Despite this I’m ambivalent about the Nobel Prizes, it’s a nice annual event that brings science a little up the news agenda and its always interesting to spot the Nobel Prize winners in your department (to be honest this isn’t much of a game for most people, whilst I was at the Department of Physics in Cambridge there were two Nobel Prize winners in physics still attending: Brian Josephson and Neville Mott). Reading down the list of Nobel laureates in Physics, about two thirds are household names for any physicist whilst the remaining third are only recognised in their own sub-fields. One per year globally is an awfully thin sprinkling for any meaningful recognition of talent.

There are anomalies: Rosalind Franklin potentially missed out on a share in the 1962 award for the Nobel Prize in Physiology for “… discoveries concerning the molecular structure of nucleic acids and its significance for information transfer in living material”, this is the award to Crick, Watson and Wilkins for the discovery of DNA. She had died at the age of 37, and Nobel Prizes are not awarded posthumously. Jocelyn Bell Burnell was not awarded for her part in the discovery of pulsars. In fact wikipedia has a whole page of Nobel Prize controversies. Any award of this type must ultimately be subjective, and given the further constrains of the prize rules, a degree of controversy is inevitable.

Perhaps more pernicious is the idea that discoveries are made by three people or fewer. Isaac Newton said “If I have seen a little further it is by standing on the shoulders of Giants.”: scientific discoveries make use of the discoveries that have come before, and these days discoveries may be made by the collaboration of very large groups of people.

I’ve never had the feeling, as a scientist, of flocking around an individual, rather more of flocking around an idea that has been developed by a number of individuals. You never find scientists in groups asking “What would Einstein do?”. You rarely find scientists making references to “the school of X”, where X is some famous scientist. There are no gurus in science.

Practically speaking I believe that my contribution to science in future years will be considered exceedingly minor; epsilon as numerical analysts would call it: the smallest thing you can have without being zero. For me the reward in science has always been the thrill of personal discovery, a sudden realisation that you have learnt just a little more about the way things work, something that no one else knows.  The desire that other people recognise that only comes later, and in the first instance the thrill is in showing the neat thing you have found (not your role in the discovery).

In truth I’d do science for no payment, and I think it’s true to say most scientists would say the same. Before my employer gets excited by this revelation, I should point out that I charge for attendance at meetings and the amount of money you pay me to interact with various poorly designed IT systems is no where near enough! Similarly, as an academic, I required payment to write grant applications, attend examiners meetings and so forth.

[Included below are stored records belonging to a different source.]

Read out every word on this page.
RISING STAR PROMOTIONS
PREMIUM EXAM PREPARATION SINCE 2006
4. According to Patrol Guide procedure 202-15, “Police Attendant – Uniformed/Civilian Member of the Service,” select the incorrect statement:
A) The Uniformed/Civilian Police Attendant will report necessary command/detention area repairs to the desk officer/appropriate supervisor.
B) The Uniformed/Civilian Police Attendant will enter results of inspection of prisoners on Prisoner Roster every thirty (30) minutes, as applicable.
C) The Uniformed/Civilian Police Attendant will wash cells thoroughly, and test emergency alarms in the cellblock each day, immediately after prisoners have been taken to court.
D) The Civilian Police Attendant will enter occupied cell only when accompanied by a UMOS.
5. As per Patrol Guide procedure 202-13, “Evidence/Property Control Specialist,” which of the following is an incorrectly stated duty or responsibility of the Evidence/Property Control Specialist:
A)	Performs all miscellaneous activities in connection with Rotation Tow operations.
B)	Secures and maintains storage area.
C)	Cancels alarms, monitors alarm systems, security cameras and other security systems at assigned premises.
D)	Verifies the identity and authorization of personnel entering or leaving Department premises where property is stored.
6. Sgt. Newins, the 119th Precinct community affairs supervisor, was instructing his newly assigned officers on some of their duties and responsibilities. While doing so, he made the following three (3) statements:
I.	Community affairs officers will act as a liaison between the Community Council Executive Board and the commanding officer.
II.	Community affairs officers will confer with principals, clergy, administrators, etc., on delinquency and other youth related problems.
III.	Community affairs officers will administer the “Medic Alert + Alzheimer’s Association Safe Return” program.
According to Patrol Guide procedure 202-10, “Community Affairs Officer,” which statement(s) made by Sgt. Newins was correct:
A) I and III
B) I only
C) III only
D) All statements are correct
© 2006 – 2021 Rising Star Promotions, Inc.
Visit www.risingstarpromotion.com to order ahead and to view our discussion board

And to end with my favourite Tom Lehrer Nobel Prize quote: “Political satire became obsolete when Henry Kissinger was awarded the Nobel Peace Prize.”

3 comments

    • Nora Lumiere on March 5, 2010 at 10:14 pm

    Your post is in preparation for the Oscars on Sunday, we assume.
    And, a propos, why not a red carpet parade of Nobel prize winners, with broadcasts of their speeches? "NOBEL IDOL", perhaps? I'd watch.
    I know, I now, "no gurus in science"…

    • SomeBeans on March 6, 2010 at 7:00 am

    I believe the Nobel Prize awards are rather ceremonial, Richard Feynmann spent some time worrying about how to progress backwards away from the the Swedish king!